There is no such thing as a "comic book genre" nor is there such a thing as "embracing" the comic book genre or "elevating it". Comics are a medium just like everything else. The Dark Knight is just as valid of a comic book movie as The Avengers is. To say that TDK is an invalid comic book movie just because it's not "fun" and doesn't have colorful costumes is ludicrous. People are simplifying comic books and comic book movies with statements such as those - simplifying them to just colorful men in tights fighting "the bad guys". Not only does this false generalization make any superhero films that lack the Avengers style/tone appear as invalid, but it also makes many Vertigo books and films appear as invalid comic books/comic book movies.
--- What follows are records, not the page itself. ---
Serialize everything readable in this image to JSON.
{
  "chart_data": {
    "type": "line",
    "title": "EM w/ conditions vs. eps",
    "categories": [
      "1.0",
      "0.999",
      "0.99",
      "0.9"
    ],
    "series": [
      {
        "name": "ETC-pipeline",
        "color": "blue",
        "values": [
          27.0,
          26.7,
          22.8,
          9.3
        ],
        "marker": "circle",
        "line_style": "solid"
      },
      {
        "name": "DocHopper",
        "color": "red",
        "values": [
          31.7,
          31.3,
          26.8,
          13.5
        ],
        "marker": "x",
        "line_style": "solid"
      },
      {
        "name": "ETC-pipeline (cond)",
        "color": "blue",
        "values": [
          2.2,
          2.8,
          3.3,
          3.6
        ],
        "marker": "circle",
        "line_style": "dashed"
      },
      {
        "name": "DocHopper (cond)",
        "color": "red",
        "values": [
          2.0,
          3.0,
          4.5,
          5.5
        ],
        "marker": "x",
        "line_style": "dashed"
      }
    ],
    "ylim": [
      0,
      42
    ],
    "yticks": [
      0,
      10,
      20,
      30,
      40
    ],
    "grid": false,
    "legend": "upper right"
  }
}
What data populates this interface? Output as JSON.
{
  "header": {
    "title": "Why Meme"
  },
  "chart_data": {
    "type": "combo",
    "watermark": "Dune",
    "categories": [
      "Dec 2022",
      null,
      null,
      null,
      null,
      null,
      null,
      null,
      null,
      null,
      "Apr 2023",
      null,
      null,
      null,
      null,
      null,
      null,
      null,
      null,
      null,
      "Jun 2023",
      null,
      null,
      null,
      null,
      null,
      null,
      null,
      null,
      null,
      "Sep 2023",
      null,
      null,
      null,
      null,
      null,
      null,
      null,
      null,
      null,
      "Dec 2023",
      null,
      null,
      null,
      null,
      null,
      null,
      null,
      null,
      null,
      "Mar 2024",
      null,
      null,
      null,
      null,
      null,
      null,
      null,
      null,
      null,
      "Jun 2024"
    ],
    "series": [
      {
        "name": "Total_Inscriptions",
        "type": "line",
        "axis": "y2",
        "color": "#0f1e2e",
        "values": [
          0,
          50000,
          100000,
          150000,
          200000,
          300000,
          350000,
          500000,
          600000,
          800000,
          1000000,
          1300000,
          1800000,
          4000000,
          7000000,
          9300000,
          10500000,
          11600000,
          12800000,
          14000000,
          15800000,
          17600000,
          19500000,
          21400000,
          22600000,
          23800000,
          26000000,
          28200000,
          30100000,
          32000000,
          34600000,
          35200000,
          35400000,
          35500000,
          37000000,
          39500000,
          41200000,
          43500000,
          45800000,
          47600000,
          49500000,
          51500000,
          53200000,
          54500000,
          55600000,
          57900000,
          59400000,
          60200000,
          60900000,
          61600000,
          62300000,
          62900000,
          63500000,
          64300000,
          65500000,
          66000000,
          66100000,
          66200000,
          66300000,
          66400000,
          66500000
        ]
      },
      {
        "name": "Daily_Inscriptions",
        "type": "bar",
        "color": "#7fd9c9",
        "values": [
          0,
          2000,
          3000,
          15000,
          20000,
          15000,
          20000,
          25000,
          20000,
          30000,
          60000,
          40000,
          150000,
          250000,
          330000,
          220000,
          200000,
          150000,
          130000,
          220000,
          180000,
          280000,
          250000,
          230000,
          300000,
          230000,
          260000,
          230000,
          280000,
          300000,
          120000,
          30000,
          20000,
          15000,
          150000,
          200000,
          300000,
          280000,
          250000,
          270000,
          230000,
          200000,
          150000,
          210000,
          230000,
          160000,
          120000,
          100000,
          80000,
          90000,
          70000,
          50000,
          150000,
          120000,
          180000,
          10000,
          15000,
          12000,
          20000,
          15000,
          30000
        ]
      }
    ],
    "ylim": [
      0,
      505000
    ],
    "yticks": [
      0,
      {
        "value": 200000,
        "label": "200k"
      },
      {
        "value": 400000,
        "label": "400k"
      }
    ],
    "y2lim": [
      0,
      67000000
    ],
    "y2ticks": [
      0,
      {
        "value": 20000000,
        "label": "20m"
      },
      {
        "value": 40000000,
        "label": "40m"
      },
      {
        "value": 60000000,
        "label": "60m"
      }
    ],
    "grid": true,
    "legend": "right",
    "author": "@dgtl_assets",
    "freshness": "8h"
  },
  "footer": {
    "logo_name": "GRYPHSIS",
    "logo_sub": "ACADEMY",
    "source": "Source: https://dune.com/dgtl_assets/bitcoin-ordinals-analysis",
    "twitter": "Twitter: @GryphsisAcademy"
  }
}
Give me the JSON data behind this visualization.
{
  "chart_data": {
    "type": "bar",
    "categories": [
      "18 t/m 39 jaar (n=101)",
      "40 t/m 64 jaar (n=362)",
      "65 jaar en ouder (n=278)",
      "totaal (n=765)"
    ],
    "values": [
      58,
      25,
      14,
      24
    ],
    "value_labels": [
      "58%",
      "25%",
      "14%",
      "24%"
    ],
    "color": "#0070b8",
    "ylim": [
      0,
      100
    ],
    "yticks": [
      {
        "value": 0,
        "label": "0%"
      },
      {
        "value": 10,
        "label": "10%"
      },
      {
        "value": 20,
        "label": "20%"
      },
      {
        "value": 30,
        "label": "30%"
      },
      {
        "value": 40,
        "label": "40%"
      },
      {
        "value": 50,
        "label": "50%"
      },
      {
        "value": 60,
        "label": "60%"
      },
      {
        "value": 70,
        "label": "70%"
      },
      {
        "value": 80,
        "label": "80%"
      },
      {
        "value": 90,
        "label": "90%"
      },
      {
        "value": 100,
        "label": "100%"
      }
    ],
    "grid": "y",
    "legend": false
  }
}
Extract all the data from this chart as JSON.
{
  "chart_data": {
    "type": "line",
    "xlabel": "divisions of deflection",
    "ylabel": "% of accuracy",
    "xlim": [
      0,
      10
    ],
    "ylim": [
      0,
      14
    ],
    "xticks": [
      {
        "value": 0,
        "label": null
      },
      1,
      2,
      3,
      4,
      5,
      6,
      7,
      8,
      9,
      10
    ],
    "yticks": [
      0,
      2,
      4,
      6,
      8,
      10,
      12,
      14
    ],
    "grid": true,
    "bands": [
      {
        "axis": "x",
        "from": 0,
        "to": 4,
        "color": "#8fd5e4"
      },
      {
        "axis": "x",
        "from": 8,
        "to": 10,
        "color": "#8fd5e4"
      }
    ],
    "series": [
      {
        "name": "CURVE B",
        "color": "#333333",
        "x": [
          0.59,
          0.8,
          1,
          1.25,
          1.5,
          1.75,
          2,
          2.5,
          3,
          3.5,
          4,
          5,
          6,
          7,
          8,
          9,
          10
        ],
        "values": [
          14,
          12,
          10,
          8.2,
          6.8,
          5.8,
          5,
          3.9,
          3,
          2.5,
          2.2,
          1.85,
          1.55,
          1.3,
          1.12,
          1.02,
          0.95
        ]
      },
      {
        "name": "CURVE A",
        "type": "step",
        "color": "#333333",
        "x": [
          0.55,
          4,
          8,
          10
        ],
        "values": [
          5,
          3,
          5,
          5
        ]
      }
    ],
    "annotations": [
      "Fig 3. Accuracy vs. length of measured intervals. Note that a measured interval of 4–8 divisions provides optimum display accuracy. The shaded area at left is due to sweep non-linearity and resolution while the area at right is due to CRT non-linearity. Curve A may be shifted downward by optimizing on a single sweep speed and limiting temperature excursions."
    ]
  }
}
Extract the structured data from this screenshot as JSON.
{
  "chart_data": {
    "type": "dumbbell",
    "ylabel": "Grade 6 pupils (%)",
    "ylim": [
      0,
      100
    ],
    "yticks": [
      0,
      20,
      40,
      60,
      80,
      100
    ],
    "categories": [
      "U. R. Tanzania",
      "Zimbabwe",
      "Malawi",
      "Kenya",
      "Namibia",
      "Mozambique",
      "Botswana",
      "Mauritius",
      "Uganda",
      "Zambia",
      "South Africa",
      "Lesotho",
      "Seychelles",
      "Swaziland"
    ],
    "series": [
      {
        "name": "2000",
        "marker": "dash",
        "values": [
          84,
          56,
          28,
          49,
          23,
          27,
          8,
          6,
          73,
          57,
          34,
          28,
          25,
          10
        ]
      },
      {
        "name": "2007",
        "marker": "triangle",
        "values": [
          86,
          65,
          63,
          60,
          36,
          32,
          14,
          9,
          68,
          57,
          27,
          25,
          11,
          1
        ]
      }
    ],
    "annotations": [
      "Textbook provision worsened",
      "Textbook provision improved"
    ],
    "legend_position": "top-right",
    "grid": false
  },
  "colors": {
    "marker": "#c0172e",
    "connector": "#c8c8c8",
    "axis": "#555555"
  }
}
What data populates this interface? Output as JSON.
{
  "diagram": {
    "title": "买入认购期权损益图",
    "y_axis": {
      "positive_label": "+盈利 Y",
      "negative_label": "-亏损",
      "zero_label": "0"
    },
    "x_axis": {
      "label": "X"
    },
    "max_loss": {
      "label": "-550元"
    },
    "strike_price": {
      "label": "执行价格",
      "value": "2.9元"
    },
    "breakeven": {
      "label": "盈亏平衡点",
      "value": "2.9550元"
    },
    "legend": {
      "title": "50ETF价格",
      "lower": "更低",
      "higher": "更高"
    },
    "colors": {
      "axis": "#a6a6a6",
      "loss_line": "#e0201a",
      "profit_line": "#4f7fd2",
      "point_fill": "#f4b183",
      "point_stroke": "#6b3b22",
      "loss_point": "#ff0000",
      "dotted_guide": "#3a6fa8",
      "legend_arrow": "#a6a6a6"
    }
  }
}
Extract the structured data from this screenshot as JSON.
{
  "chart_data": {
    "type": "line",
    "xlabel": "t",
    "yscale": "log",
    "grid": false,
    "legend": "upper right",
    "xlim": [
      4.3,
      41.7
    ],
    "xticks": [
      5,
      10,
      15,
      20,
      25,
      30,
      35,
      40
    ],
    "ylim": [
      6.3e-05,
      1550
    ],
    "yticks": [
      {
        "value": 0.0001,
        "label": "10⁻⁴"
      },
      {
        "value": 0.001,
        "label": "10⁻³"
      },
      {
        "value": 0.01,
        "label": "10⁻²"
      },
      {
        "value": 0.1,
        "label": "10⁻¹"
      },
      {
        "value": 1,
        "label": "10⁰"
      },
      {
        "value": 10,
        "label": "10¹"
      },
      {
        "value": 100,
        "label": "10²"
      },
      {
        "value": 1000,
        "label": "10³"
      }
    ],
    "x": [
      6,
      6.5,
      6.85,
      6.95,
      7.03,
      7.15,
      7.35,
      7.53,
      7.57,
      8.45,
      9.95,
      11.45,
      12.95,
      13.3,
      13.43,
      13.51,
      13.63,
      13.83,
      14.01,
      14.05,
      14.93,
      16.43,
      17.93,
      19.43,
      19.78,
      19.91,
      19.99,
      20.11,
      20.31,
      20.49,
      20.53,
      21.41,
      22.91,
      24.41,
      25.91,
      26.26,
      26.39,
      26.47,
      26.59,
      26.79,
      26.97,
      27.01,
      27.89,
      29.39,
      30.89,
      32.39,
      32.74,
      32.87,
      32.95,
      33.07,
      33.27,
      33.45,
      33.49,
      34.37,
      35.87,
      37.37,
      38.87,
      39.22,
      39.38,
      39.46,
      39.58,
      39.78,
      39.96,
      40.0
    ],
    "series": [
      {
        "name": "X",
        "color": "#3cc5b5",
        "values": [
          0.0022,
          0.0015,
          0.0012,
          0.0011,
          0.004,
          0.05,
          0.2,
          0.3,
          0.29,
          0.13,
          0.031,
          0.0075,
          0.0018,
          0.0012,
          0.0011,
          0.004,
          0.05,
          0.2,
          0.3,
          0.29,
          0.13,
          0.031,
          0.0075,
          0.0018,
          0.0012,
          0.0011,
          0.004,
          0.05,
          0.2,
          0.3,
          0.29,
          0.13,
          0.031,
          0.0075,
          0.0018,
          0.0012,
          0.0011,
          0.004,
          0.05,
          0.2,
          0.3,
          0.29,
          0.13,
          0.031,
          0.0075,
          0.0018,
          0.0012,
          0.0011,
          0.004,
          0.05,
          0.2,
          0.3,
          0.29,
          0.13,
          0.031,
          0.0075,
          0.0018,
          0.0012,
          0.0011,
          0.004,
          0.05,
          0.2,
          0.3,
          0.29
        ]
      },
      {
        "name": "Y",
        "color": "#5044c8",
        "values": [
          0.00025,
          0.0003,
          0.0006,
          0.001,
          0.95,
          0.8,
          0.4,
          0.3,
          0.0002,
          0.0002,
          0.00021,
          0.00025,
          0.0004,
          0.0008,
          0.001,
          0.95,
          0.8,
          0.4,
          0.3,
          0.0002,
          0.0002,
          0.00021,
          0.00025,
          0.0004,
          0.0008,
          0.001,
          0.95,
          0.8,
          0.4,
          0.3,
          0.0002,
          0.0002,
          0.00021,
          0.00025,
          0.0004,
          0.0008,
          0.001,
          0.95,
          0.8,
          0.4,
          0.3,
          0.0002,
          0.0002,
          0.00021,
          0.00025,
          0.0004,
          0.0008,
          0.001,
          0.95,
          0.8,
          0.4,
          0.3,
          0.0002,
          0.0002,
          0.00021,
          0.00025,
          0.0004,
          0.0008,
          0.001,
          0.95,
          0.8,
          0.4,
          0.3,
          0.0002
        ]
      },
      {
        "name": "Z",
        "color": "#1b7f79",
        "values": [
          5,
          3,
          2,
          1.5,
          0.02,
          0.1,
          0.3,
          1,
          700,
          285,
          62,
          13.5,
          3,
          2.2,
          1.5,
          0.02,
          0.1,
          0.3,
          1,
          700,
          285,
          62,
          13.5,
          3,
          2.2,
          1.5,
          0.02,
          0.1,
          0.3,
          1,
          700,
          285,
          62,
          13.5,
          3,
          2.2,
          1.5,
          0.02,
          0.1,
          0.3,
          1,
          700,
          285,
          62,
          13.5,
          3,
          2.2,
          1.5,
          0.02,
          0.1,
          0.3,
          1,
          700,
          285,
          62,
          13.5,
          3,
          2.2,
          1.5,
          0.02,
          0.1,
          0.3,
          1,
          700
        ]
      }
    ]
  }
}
By the same logic of TDK not being a true/proud CBM, stuff like Y: The Last Man, The Walking Dead, Hellblazer and Preacher are all invalid comics that are not "proud" of being a comic.

So many comic book fans often point fingers to the general audience and accuse them of bias towards other CBM's yet they often do the same thing. There is a pretentiousness and close-mindedness to this that makes me wonder, if the fans aren't going to accept comics for all that they are and close them all off to a genre and to a specific tone, then why should anyone from outside the medium take comics seriously at all? The apparent fans do not.